From 1905 onwards the artist was confined to hospital, but he carried on working, proving to be a marvellous graphic-artist. He drew various hospital scenes, portraits of doctors and landscapes. His drawings show a variety of styles, and are keenly perceptive and full of emotional power. Doctor Usoltsev, who was treating Vrubel, wrote: ‘He was a creative artist through, in every recess of his psyche. He created constantly, and creation was for him as easy and as necessary as breathing. So long as a man lives, he breathes; so long as Vrubel breathed, he created.’

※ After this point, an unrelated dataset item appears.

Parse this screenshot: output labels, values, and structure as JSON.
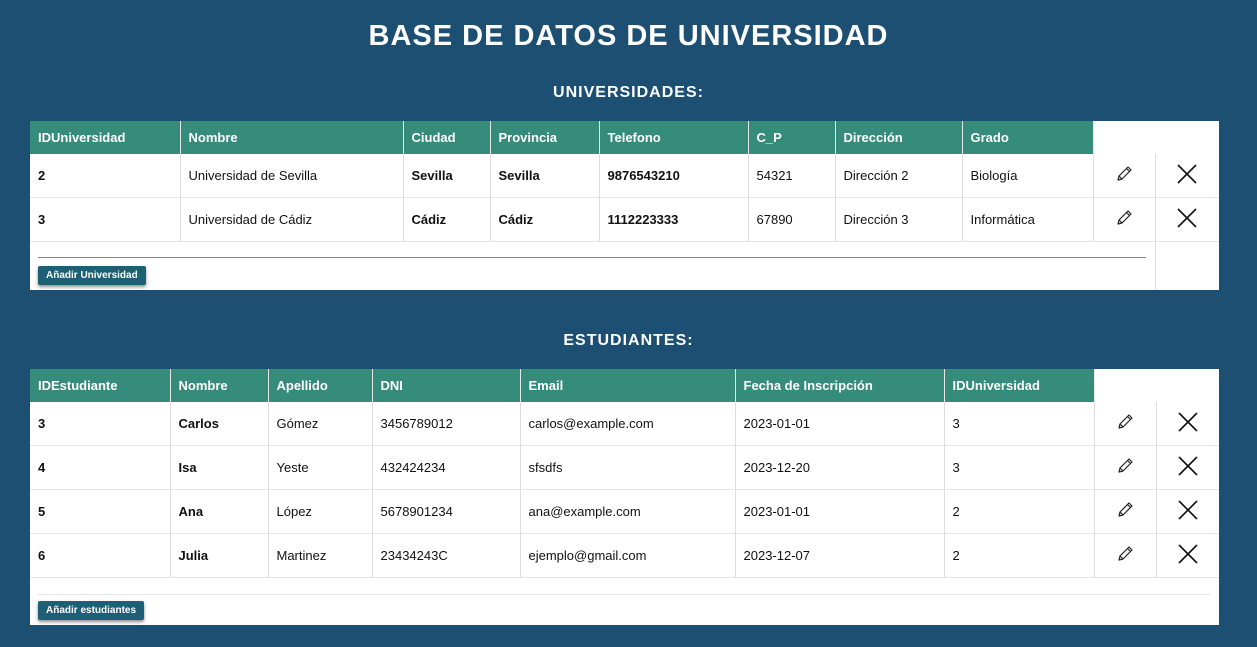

A few years before his death Vrubel began painting a portrait of the poet Valery Bryusov (1906, RUSSIAN MUSEUM, SAINT PETERSBURG). Bryusov later wrote that he tried all his life to resemble that portrait. But Vrubel never completed the work; in 1906 he went blind. It was a tragic blow, and in the heavy hospital atmosphere the artist dreamt of the blue of the sky over dark fields and of the colours of spring. His love of music was his only consolation. Vrubel died on 1 April 1910.
The work of this artist was a heartfelt protest against evil. Even his tragic images contain a bright, noble element. The struggle of light and darkness—such is the content of most of Vrubel’s works. Alexander Blok spoke of this eloquently at the artist’s grave: ‘Vrubel came to us as a messenger to tell us that the violet night is sprinkled with the gold of a clear evening. He left us his Demons to exorcise the violet evil and the night. What Vrubel and those like him reveal to mankind once a century, make me tremble with awe.’